For silver brazing, absolute cleanliness.
Correct flux.
A bit of silver brazing stick.
you want to do it on something lightweight and flame resistant to prevent the heat being absorbed faster than you can get it in.
Braze only goes where the flux is. You will probably get away with a dab of flux on the back of the casing, place the stainless back in place and cut a small piece of brazing rod next to the join. Apply the heat from the other side and keep it moving. When its all at the right temp the braze will melt and get sucked in by capillary action.
Practice on the shell off cuts.
I can send you a bit of flux and braze.
Lets see the other side and your cufflink backs.
You could make a back from the spare casing...
Definitely practice first. Brass melts relatively easily, however, a higher silver content in the solder gives you more headroom and you'll be well below the melting point of brass when the solder melts
Lets see the other side and your cufflink backs.
You could make a back from the spare casing...
The cufflink back haven't arrived yet, but here's the other side.
Yeah they will braze lovely.
You could cut slices of the casing the split the ring.
Then bend to into a t shape with little serif at the bottom that you can use to braze onto the back.
Could look smart. Eh. If you need more detail i would have to sketch it i reckon.
If they are a gift, consider stamping your initials and the year on the side you have cut?
Still work in progress but big progress over the last week.
https://photos.app.goo.gl/mxKw1msAihs9tWRg7
Must knock out a couple of videos. Too busy doing things to edit them.
@joshvegas, I have sent the blanks back, they were very cheap looking. But in other news my mate who works at the armouries is a dab hand at this brazing lark so he's going to supervise me!
This got me to repair the dremel and give them a polish, they've come up lovely.
The cufflinks are actually for me, they're last two .50 cal rounds I fired in my career so kept them (with permission 😉)

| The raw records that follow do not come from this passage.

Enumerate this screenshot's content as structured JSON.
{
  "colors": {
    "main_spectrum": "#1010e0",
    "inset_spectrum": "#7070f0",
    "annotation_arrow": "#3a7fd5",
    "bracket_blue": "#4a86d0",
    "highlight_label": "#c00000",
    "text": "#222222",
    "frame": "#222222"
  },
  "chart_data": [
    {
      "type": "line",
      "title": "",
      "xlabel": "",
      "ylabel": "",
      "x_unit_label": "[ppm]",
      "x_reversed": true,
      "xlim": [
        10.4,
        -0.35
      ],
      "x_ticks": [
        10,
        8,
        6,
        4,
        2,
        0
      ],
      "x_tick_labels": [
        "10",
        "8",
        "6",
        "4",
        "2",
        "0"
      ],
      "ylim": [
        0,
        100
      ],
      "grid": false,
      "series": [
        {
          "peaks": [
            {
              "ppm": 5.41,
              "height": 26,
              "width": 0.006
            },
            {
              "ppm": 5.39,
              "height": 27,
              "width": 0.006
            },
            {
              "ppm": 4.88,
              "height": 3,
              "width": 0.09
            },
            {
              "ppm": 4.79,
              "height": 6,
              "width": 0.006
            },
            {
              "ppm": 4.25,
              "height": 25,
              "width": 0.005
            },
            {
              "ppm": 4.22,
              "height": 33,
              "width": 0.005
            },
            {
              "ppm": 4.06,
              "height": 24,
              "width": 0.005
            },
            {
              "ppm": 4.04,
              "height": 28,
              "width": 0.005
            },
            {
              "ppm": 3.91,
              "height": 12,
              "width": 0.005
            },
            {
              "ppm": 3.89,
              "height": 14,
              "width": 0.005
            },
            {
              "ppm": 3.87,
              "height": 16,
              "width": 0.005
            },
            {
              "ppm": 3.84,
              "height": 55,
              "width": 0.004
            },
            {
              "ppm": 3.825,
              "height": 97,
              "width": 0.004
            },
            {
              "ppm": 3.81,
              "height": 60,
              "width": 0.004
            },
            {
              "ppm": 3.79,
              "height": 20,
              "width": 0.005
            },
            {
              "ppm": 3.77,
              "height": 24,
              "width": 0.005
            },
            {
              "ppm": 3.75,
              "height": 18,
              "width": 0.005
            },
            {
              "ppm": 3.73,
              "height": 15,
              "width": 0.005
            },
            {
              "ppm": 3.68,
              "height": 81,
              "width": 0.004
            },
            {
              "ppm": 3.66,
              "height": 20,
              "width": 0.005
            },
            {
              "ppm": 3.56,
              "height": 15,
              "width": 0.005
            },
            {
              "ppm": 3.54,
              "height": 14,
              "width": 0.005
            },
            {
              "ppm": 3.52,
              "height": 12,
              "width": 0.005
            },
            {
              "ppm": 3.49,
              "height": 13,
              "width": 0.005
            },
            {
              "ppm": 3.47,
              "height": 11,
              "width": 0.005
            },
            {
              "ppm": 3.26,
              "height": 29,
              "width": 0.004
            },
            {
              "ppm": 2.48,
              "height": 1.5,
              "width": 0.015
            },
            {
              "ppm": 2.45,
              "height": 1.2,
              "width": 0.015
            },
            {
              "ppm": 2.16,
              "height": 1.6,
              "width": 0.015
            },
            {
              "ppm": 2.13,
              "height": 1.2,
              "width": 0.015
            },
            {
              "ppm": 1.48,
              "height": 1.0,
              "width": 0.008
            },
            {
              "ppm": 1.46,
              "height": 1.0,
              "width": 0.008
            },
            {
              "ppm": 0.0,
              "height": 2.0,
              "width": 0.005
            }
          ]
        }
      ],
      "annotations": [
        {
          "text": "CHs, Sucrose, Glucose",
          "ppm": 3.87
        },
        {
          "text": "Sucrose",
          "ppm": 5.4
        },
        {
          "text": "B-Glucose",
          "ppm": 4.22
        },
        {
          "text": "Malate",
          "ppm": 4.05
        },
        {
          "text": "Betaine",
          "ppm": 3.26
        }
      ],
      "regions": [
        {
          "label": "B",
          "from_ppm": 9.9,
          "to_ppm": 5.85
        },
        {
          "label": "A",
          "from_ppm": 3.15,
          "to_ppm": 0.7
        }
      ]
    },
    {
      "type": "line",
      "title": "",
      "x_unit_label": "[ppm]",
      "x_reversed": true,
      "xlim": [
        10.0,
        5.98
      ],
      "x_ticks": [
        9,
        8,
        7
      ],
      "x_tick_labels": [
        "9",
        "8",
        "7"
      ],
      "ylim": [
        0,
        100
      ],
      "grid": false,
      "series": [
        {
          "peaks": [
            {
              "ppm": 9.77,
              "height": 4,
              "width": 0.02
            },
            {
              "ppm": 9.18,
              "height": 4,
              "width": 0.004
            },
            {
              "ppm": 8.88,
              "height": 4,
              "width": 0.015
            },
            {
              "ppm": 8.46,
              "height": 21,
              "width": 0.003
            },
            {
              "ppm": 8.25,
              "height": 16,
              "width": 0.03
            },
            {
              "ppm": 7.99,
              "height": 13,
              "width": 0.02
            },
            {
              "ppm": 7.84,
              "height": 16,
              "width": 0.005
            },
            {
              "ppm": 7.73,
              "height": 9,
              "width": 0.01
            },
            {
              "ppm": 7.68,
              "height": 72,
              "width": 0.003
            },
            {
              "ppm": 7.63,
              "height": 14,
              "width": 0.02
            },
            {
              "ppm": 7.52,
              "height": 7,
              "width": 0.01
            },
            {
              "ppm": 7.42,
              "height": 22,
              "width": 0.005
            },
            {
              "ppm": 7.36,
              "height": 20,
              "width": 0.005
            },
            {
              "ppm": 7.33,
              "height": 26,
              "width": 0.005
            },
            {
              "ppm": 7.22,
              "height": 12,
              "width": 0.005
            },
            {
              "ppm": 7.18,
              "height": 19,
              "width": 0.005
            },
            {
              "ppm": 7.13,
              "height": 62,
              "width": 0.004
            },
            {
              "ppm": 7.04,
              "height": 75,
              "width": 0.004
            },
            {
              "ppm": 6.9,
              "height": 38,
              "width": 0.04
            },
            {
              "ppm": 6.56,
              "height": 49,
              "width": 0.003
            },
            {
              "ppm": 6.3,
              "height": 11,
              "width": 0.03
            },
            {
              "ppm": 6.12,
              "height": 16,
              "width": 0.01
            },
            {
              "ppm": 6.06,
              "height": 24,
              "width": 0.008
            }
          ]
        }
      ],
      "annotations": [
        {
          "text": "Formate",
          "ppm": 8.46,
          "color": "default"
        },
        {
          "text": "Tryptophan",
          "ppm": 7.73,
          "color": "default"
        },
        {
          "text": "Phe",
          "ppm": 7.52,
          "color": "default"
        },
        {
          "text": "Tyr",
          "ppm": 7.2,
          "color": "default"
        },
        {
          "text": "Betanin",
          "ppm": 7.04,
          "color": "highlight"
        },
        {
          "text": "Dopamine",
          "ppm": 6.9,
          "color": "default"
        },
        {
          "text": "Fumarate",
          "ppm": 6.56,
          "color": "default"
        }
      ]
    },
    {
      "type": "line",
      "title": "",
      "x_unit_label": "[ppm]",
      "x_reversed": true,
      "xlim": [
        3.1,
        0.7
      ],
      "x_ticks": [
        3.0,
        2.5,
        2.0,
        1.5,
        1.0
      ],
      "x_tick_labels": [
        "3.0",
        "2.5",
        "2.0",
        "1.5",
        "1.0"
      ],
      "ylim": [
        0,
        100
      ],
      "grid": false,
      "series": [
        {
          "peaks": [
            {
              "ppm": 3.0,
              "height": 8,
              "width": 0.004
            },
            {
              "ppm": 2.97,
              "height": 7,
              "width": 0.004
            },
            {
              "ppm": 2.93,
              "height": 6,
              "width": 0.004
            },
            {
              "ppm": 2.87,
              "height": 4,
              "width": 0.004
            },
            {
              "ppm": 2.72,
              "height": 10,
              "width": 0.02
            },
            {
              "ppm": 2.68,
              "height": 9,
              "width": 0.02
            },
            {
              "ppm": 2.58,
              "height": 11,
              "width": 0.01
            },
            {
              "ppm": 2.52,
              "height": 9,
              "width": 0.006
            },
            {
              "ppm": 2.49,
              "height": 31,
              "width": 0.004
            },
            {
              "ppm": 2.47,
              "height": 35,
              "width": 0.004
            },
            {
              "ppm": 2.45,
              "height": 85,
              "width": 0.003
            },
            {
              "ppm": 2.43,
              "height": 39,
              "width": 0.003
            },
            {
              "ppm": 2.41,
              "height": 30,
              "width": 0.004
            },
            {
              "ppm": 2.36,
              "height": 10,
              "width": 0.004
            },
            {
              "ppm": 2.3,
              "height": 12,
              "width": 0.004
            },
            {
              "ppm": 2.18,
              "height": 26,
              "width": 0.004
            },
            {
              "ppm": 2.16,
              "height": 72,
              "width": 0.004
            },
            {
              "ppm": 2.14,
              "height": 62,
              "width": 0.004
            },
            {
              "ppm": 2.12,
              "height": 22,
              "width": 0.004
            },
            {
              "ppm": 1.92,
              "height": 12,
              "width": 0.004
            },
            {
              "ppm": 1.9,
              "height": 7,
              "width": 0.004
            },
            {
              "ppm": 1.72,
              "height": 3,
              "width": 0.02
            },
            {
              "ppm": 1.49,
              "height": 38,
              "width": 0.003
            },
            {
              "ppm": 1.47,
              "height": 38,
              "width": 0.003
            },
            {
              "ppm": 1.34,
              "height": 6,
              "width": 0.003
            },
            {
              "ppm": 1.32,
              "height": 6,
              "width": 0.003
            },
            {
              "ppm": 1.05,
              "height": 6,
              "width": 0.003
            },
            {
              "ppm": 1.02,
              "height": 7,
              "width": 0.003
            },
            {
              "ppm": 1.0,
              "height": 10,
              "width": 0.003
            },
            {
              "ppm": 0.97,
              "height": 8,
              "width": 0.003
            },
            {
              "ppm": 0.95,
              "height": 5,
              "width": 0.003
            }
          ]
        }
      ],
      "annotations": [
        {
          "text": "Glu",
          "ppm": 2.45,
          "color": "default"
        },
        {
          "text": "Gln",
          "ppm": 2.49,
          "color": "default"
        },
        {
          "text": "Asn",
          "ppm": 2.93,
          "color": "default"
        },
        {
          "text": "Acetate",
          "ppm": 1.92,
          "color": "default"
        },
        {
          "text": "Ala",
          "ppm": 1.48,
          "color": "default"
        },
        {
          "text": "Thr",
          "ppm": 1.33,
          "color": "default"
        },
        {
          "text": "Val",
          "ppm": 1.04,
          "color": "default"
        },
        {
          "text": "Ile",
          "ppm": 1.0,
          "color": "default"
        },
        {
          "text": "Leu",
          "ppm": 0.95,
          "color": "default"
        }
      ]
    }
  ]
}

https://imgur.com/a/GCtOpd8#wpgqE9d
This is what i mean. Brazing locations might not all be necessary but it would be cool to use more kf the casing.
Drew up and printed a 13mm insert for a tailfin mini pannier so I can use it on the pizza rack rack as a front pannier when carrying all the things required to take a child camping.
Fit is a touch tight. May redo in something sturdier than PLA if required- might be a good excuse to try out TPU
I think I have just worked out how to add pictures now.
I started this swan more than 30 years ago, but finally got around to finishing it. Thanks again to Josh for supplying the ebony and padauk for the beak details
and finally the bit of this crazy mega project that i actually made not all by myself obviously 😀 need a ride now
We spoke further up the page, just wanted to say i ruddy enjoyed the Beta and cant wait to play the full game. Feels like you (and the team) may have hit peak BF form again! Bravo!
I 3D printed an adapter plate to go between the supplied pole mount and a couple of 1" rail mount brackets so I could fit my mini onto a boat without spending silly money.
It worked great and was very secure in the reasonably strong wind we had at times. Dish alignment didn't really seem to matter and it had a great connection all week other than for 20 minutes when we had a biblical downpour.